Session Information
19 SES 13, The Development of the Postmodern Professional (Part 2)
Symposium
Contribution
Andy Hargreaves (Hargreaves 2000) identifies four ages of professionalism, the pre professional, the age of autonomy, the collegial and the post professional age or postmodern. The first is one in which students were treated as collective, stratified groups and practices in which traditional repetitive pedagogies dominated and where one learnt from one’s experience of it. The second, the age of autonomy was one where the profession was established and pedagogic theories took hold. Teacher professionality was at its height and government took little interest in the curriculum or assessment procedures. The third age of collegiality followed the development of pedagogy and its support, in England by locally interested teacher groups and Local Authorities who provided a professional career ladder for classroom teachers to become pedagogic and curriculum advisors and local inspectors. At the same time schools began to become more managerial drawing together teachers in each school to develop school policies with teachers being encouraged to work together on developing curriculum and pedagogy. The period from 1990, to the present day, in England and developing across Europe, has been characterised as a drastic loss of autonomy and professional collegiality has been replaced with school managerial team work, in many cases to implement government directed centrally devised and controlled policies, practice and performance. Previous ‘professional’ dispositions such as truthfulness, mutual respect, authenticity, courage and compassion were threatened by the values of the market place (Nixon 2005) which have placed educational institutions in competition with one another and encouraged them to continually improve their market position in published league tables of performance.

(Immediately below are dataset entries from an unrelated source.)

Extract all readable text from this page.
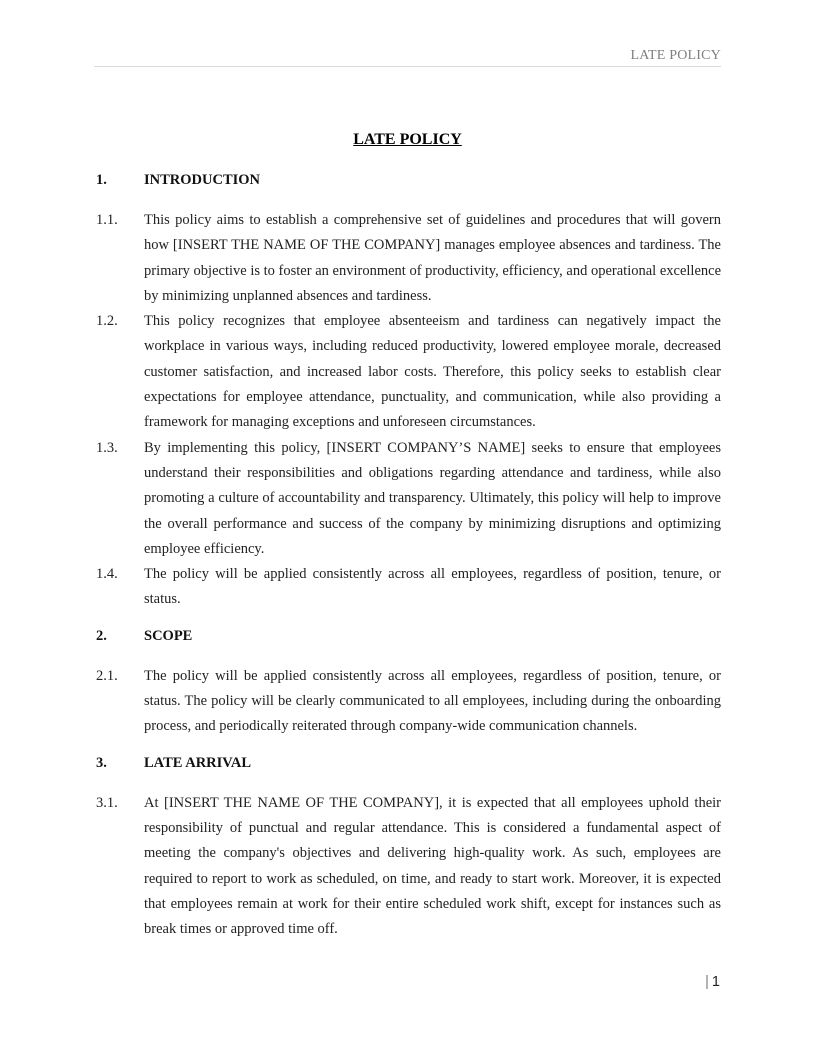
LATE POLICY
LATE POLICY
1.	INTRODUCTION
1.1.	This policy aims to establish a comprehensive set of guidelines and procedures that will govern how [INSERT THE NAME OF THE COMPANY] manages employee absences and tardiness. The primary objective is to foster an environment of productivity, efficiency, and operational excellence by minimizing unplanned absences and tardiness.
1.2.	This policy recognizes that employee absenteeism and tardiness can negatively impact the workplace in various ways, including reduced productivity, lowered employee morale, decreased customer satisfaction, and increased labor costs. Therefore, this policy seeks to establish clear expectations for employee attendance, punctuality, and communication, while also providing a framework for managing exceptions and unforeseen circumstances.
1.3.	By implementing this policy, [INSERT COMPANY’S NAME] seeks to ensure that employees understand their responsibilities and obligations regarding attendance and tardiness, while also promoting a culture of accountability and transparency. Ultimately, this policy will help to improve the overall performance and success of the company by minimizing disruptions and optimizing employee efficiency.
1.4.	The policy will be applied consistently across all employees, regardless of position, tenure, or status.
2.	SCOPE
2.1.	The policy will be applied consistently across all employees, regardless of position, tenure, or status. The policy will be clearly communicated to all employees, including during the onboarding process, and periodically reiterated through company-wide communication channels.
3.	LATE ARRIVAL
3.1.	At [INSERT THE NAME OF THE COMPANY], it is expected that all employees uphold their responsibility of punctual and regular attendance. This is considered a fundamental aspect of meeting the company's objectives and delivering high-quality work. As such, employees are required to report to work as scheduled, on time, and ready to start work. Moreover, it is expected that employees remain at work for their entire scheduled work shift, except for instances such as break times or approved time off.
| 1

However, the post modern professional is now more diverse taking on board some of the characteristics of past ages and incorporating a performative professional role. Firstly, there is a restricted, bureau-professional form of professionalism in which teachers are expected to function as experts in their own classrooms but to "work within bureaucratic frameworks laid down by their local authorities and administered by their head teachers” (Reeves 2005); a managerial form of professionalism in which teachers are constructed as closely supervised, rule following operatives; and a new professionalism based on notions of collaboration, knowledge sharing and problem solving in which teacher professionals see themselves as part of professional leaning communities (PLP). This last type of professional is expected to expand capacity, act innovatively, appreciate being valued, enjoy collective well being, assist aspirations and learn how to learn (Webb and Vulliamy 2009). New managerial Teacher identities have been constructed that focus on institutional change and effectiveness, which contrasts with democratic professional aspirations (Clarke 2004).
However, teachers are not passive in these processes of ethical drift, just as they are not simply inert victims of policy shifts more generally. They are active ethical agents who continually have to negotiate the dilemmas of contemporary educational practice, and who have to reconcile conflicting ethical commitments such as commitments to inter-institutional collegiality and the survival of the particular institution in which they work (Gerwirtz, Cribb et al. 2006).